While he didn’t make many starts for the team, he was dominant when he did take the mound. In three starts (17 innings), he went 3-0 with a 1.06 ERA and 17 Ks. Additionally, he allowed very few baserunners, allowing 11 hits and 5 walks.
He reentered the draft in 2009, once again going in the first round. The Nationals actually had a chance to redraft him (at #10, but they instead took Drew Storen), leaving Crow to drop to the Kansas City Royals at #12, who gladly scooped him up.
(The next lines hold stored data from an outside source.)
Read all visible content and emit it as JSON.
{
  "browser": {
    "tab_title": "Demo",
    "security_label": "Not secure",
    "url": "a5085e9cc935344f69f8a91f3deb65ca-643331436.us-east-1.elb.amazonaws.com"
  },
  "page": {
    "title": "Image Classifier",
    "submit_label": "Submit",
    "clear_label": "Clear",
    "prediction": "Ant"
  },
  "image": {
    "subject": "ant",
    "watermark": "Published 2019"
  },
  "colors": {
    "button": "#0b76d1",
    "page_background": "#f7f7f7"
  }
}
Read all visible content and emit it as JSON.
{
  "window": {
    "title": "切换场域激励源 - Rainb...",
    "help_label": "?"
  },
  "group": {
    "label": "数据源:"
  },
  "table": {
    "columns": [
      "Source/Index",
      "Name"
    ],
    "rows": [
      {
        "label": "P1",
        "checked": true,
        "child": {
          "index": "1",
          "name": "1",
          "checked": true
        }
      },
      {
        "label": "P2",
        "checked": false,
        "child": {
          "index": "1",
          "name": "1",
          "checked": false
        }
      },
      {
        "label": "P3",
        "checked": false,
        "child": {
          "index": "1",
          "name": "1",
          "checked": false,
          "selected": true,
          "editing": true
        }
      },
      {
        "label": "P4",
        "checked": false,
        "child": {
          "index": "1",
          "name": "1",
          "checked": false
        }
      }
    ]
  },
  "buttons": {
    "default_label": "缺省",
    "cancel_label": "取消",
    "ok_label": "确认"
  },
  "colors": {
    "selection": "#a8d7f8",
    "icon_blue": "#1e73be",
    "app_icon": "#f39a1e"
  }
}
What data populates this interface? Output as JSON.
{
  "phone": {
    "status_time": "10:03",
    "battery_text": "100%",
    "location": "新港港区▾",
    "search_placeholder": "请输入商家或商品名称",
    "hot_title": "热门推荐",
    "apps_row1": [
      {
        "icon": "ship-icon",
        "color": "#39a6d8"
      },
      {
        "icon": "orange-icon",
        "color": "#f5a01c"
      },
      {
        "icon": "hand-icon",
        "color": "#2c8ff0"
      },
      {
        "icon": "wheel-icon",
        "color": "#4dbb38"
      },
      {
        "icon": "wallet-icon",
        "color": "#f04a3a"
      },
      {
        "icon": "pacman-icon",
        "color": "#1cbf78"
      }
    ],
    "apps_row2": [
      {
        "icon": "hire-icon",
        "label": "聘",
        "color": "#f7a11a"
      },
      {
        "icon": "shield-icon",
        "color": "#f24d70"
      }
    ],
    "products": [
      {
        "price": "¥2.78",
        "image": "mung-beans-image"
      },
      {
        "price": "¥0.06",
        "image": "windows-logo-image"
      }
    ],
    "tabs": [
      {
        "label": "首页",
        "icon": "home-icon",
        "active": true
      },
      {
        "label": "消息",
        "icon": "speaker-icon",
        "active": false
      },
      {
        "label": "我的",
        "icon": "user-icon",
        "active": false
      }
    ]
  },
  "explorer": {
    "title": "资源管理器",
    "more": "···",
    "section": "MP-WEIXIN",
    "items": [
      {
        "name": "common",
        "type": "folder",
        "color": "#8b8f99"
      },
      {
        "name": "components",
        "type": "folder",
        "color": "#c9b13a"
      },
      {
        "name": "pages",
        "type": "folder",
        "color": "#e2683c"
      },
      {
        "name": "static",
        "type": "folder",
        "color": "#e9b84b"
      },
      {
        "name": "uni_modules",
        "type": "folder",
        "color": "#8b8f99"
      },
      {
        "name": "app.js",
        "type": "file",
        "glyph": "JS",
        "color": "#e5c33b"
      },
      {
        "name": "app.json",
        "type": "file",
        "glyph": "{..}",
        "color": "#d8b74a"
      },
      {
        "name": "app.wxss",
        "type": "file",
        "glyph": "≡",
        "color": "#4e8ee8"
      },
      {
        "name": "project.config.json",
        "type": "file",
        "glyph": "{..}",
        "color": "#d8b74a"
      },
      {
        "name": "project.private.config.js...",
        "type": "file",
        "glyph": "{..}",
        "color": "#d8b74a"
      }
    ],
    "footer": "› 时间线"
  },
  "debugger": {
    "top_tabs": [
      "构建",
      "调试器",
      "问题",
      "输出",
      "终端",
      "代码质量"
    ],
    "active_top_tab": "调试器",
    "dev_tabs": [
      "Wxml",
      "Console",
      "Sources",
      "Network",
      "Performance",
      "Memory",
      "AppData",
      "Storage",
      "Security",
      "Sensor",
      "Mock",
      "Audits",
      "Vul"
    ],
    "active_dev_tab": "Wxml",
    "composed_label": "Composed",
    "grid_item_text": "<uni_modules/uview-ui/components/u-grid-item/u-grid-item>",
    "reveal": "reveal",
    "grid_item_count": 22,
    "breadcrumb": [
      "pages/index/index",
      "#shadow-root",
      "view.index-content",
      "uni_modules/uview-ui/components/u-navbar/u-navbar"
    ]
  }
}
He didn’t make an appearance in the Royals minor league system, but got a chance to show his value in the Arizona Fall League. He has not been lights out, going 0-2 with a 5.87 ERA over 15.1 innings, but there have been a few positives to point out.
While his control is a concern for some, he has walked just two batters. In addition, he ended his time in the AFL by tossing four brilliant, shutout innings. During that start he allowed one hit and no walks, striking out four in the process.
Crowe said he was up in the zone in his first few starts, which led to his problems. He was quoted as saying, “Being out there and being on a scheduled routine and facing hitters every [start] and every week and focusing on keeping the ball down, it’s been a lot easier to do when you’re in a routine”.
We all know that the Royals are a team that is constantly looking for pitching help and it is possible that Crow could be on the fast track in 2009. While he may start the year in Single or Double-A, depending on how much of a challenge the Royals want to give him, it would not be surprising to see him get a start or two in the majors at some point.
Of course, a potential innings limit could affect him, having barely pitched against professional hitters in 2009. He had just 15 starts in his junior year and between the Independent League and AFL, has just 32.1 innings under his belt.
While the team is said to be willing to be very active in the trade front (which they already have been when they sent Mark Teahen to the White Sox for Josh Fields & Chris Getz), at this point their rotation appears to be a black hole behind Zack Greinke. Yes, Robinson Tejeda showed potential and there is still hope for Luke Hochevar, but they need all the help they can get.
While yearly league owners would be smart to keep an eye on him, yet not take the gamble quite yet, he is a must own for all dynasty leaguers. While a 2010 appearance may only be a cameo, he’s ticketed to be a mainstay for the Royals as soon as 2011.
What are your thoughts on Crowe? How good can he be? When will he make his Major League debut?